23 July 2008

Saigon – Iced Coffee Same Same, But Different

We said farewell to Cambodia in true Kyle (Taylor) form – I thought we left my crutches (that I no longer needed) in our shared taxi from Siem Reap, which put Me, Kyle, Graham, Stacey and her guesthouse receptionist on a good thirty-minute wild goose chase, only to discover that they were in fact leaning against the fence. Super.

Our bus to Vietnam left bright and early the next morning, which meant saying farewell to Stacey (who was heading on to volunteer at an orphanage just south of Phnom Penh) and Graham (who was staying in Phnom Penh to do some incredible NGO work on educating people through national and community radio). Now, this bus had all the bells and whistles – curtains, breakfast, A/C and a host that acted as trilingual tour guide THE ENTIRE RIDE. “We are now entering Blah Blah Province of Cambodia. This province is famous for…” First in Khmer, then English then Vietnamese. It was like a 7-hour book on tape that a parent or grandparent made you listen to in the car when you were a kid.

Per usual, we stopped at a roadside restaurant just before the border. The Cambodia side moved as smooth as butter. The Vietnam side took forever, and they were charging an outrageous $2 for a packet of M&Ms! Anyway, now crutch-less and on the mend, we decided to take Saigon by storm and – for the first time in a few weeks – do it on foot.
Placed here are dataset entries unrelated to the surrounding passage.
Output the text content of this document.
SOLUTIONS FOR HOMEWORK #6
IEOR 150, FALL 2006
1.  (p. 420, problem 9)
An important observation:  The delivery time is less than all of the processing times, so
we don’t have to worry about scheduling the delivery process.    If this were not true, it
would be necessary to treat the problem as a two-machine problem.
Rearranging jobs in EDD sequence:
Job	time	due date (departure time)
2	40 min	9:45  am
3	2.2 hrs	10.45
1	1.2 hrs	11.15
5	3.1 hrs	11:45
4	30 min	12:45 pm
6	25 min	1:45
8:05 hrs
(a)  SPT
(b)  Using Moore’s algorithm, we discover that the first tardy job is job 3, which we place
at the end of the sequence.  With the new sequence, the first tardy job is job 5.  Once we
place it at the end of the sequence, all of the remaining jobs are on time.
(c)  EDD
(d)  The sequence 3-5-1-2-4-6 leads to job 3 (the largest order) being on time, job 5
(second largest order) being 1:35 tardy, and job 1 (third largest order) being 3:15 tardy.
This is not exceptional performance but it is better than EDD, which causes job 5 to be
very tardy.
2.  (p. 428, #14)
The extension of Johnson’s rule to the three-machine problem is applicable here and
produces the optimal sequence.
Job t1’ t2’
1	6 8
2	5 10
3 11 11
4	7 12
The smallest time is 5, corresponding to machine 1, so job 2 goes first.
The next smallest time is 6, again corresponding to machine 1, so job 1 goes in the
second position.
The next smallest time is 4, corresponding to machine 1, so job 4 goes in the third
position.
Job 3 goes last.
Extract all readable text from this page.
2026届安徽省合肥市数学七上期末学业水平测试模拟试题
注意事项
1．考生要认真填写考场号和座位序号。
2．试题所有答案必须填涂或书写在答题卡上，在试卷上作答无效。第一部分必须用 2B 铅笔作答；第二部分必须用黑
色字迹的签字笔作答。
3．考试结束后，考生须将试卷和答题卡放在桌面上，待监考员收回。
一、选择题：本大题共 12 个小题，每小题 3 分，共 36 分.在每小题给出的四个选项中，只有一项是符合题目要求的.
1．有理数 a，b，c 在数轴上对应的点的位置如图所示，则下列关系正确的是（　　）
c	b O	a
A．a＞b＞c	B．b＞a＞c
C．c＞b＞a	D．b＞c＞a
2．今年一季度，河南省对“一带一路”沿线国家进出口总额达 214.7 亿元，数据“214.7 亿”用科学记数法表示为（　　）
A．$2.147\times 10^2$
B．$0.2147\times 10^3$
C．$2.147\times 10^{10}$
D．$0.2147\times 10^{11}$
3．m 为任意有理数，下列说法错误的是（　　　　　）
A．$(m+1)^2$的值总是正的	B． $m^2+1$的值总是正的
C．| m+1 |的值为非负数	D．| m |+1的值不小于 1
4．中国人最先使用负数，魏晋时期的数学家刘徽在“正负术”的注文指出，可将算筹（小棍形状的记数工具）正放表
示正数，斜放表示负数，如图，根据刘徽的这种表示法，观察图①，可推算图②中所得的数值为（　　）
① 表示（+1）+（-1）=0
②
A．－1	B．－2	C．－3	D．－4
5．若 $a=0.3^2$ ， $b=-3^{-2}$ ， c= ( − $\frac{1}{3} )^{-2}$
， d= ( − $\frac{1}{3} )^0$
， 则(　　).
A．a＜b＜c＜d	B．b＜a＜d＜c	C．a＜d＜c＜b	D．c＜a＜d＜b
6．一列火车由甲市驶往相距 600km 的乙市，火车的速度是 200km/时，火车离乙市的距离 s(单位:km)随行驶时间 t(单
We found a super-lux hotel for $12 and proceeded immediately to the closest Pho (Vietnamese noodles) shop (We stayed in a non-book hotel, which meant an in-book restaurant, per the arrangement Kyle and I made).

The next morning we went directly the War Remnant’s Museum. I’ve always had mixed emotions when it comes to Vietnam. I know Vietnam Veterans who – to this day – still are not comfortable talking about what happened. I’ve read about public opinion during the war and heard stories of how terrible veterans were treated upon returning to the US. Vietnam has been both demonized and victimized in my mind for the last decade, and I couldn’t help but feel slightly guilty for coming here, much less enjoying myself. At the same time, the past is the past and, as Vietnam is now an emerging market-based economy it seems that in the end, it all came full-circle. Either way, it seemed at the very least, an extremely important place to experience and understand.

The War Remnant’s Museum could not have been more telling of just how terrible war is. The images, video clips and stories were quite honestly, devastating. With so much death, destruction and violence it seems that no one really “won.” One I found most fascinating was the special exhibit – a collection of painting completed by kids from a local elementary school with the prompt of “Peace On Earth – All People, All Places.” There were doves, kids of different colors and backgrounds and places playing, holding hands and smiling. That image set against the backdrop of remnants of war, while seemingly out of place, was a welcome respite to the sadness, death and destruction. Lets hope that attitude carries into adulthood.

We spent the afternoon wandering the market, old town and new town, which was lined with designer stores like Louis Vuitton and upscale hotels like the Sheraton and Mandarin Oriental. From what I can tell, this is a very different Saigon. Before getting our night bus to the coast (yes, another bus – that makes one on Friday to Phnom Penh, one on Monday to Siem Reap, one back to Phnom Penh on Tuesday, another to Vietnam on Wednesday and yet a fifth in six days to Rach Gia from Saigon on Thursday. Can you handle our pace? Woo!) we actually met Graham for dinner! Yes, he was in Saigon with a friend for a little weekend holiday. What are the chances? Thankfully, we hadn’t exhausted all possible political issues to discuss, which made for another lively evening before the night of doom. That’s next…

1 comment:

Kelly Rae said...

As heartbreaking as it was, I am so glad I went to the War Remnants Museum. I learned SO MUCH about the war...didn't know a lot about the ongoing struggle the Vietnamese face because of the chemical poisoning used. Really eye opening.